News Column

Stranding team's volunteers built solid foundation

June 1, 2014

By Lauren King, The Virginian-Pilot

June 01--VIRGINIA BEACH -- When dead dolphins began washing up on beaches last year, experience gave members of the Virginia Marine Stranding Team a hint of what was coming.

In 1987, cetacean morbillivirus killed more than 740 dolphins along the Eastern Seaboard. As people found carcasses on the beaches in Virginia, they started calling the year-old Virginia Marine Science Museum (now known as the Virginia Aquarium and Marine Science Center).

But there was no stranding team to respond.

When scientists came to Virginia Beach to research the deaths, staffers from the museum volunteered their free time to help. Those with full-time jobs easily spent about 40 hours volunteering, said Mark Swingle, then a museum aquarist and now the aquarium's director of research and conservation.

They couldn't answer the scientists' questions about dolphin habits in the area, but they picked up carcasses, performed necropsies and recorded data.

"We got involved because we were the locals," Swingle said.

"That intense four- to five-month period of time... planted the seed for our stranding program."

The experience also highlighted just how much they had to learn if they wanted to help.

The Marine Science Museum established its program in 1989 and received its first permit from the National Marine Fisheries Service a year later, joining the Northeast regional stranding network.

Congress passed an act facilitating the collection and distribution of data on stranded marine mammals and health trends of the population in the wild, according to the National Oceanic and Atmospheric Association.

Initially, Swingle said, he was probably the only museum staffer with any time built into his full-time job to work on the team. With volunteers, the primary goal was to respond to every stranding so they could learn everything possible about the animals living nearby.

With a first-year budget of about $10,000 and no dedicated work space, they frequently improvised. Necropsies were sometimes performed on a tarp in the parking lot.

"We took the data that we could, and then we would bury them," Swingle said.

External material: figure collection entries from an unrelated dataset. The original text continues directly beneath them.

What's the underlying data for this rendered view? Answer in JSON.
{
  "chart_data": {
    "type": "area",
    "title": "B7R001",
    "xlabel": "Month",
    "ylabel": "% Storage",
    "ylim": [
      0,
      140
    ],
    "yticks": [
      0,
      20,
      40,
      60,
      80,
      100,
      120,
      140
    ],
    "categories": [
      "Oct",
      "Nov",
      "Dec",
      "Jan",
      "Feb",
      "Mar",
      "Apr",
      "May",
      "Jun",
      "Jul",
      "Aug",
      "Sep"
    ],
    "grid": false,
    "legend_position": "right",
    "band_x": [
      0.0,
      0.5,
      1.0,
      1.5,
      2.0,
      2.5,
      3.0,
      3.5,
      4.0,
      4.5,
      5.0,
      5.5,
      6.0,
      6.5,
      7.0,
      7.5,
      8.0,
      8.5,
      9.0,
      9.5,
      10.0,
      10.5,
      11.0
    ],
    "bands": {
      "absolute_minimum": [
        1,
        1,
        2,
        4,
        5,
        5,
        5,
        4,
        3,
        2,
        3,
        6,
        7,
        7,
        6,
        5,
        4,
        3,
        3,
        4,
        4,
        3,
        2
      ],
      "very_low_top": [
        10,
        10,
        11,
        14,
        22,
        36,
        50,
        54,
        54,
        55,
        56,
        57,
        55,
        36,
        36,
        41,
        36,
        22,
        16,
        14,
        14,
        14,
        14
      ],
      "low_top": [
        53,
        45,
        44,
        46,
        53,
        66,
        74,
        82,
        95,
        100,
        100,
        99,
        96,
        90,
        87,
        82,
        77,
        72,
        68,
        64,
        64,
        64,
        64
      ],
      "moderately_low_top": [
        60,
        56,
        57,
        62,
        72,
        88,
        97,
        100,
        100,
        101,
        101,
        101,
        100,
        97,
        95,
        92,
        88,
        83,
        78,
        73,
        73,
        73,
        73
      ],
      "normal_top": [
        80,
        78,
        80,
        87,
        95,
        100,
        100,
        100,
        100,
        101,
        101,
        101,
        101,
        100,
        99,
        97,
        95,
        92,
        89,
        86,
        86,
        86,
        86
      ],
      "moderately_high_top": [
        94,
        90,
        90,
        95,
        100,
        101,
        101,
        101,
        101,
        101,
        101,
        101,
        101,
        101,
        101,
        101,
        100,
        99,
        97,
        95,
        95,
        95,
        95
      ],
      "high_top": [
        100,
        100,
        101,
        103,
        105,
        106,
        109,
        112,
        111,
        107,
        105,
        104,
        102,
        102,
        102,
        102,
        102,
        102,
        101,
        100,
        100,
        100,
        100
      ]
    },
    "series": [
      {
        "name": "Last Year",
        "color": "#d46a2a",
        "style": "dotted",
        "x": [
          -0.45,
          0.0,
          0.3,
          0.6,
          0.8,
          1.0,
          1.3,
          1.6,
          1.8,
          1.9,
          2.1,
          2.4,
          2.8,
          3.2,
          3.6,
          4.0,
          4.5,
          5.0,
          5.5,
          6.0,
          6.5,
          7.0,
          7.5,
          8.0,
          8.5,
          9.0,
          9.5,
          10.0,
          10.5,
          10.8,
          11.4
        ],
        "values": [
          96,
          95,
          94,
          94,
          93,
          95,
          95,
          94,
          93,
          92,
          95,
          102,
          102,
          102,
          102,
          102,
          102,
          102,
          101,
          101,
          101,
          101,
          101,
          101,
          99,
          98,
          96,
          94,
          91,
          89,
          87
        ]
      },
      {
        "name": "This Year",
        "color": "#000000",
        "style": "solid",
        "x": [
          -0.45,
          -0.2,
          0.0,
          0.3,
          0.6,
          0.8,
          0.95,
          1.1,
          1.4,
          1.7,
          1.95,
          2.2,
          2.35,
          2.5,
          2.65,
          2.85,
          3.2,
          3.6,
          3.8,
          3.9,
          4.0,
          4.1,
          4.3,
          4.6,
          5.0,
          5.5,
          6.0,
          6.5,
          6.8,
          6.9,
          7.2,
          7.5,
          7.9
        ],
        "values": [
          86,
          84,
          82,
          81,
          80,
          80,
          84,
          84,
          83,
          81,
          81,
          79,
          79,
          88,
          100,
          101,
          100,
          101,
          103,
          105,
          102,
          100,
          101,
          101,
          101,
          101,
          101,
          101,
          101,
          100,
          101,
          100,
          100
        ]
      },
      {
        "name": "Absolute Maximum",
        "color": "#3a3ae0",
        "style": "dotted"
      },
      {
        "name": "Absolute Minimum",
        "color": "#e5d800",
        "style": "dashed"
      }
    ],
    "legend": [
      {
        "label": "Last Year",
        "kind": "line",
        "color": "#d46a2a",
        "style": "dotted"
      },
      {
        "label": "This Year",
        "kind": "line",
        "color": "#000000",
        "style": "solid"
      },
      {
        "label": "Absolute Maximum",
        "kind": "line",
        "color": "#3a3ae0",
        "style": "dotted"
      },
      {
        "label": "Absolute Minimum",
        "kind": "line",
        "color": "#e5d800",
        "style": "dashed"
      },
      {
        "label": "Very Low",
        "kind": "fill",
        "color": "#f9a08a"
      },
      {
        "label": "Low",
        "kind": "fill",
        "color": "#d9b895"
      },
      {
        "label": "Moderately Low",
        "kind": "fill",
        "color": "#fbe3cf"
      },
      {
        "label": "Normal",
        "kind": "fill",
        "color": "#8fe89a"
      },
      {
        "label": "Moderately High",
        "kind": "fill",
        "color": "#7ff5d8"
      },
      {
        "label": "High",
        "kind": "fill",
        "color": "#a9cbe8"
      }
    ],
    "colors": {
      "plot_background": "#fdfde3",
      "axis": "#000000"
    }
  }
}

But even in death, the animals helped.

"These animals were like gold for us," he said. "We could learn things you couldn't from live, wild animals."

In 1995, Swingle helped open the Marine Animal Care Center about 3 miles away from the aquarium.

"We outgrew the place probably three years after we got here," he said.

During a recent tour, he pointed out the changes made over the years to maximize space.

A portion of the building is filled with desks and cubicles. Necropsies are performed in a tent outside.

The other part of the building is where animals are kept.

All are temporary guests. Some are destined for the aquarium. Others are treated for maladies and returned to the ocean.

Recently, several tanks were filled with sea turtles. Reminders not to let them see how food got into the tanks were written in marker on duct tape. A wall displayed pictures and names and explained how each animal came to the center.

"They each have a story," said Joan Barns, a Virginia Aquarium spokeswoman.

Scientists at the museum know a lot more about the animals that live nearby than they did in 1987. For example, said Swingle, it was once thought that dolphins moved up and down the coast. Now we know they're part of different regional populations, or stock, that can number in the thousands.

The stranding team's volunteer population has ballooned and thinned over the years.

At its peak, there were about 170 volunteers. Swingle called it unmanageable. Now there are 65 to 70 volunteers scheduled to be on call.

There are two shifts each day. Five people are scheduled to be on call for each shift. The stranding team covers the state of Virginia and is sometimes called to help in northeastern North Carolina.

Once a group of well-meaning, local volunteers who didn't know what to do in 1987, the stranding team is now responsible for having developed human interaction protocols that are used throughout the country, and some of the aquarium's staff have earned national reputations in their field of study.

"There's nothing in here," Swingle said of the Marine Animal Care Center, "that wasn't done with volunteer help."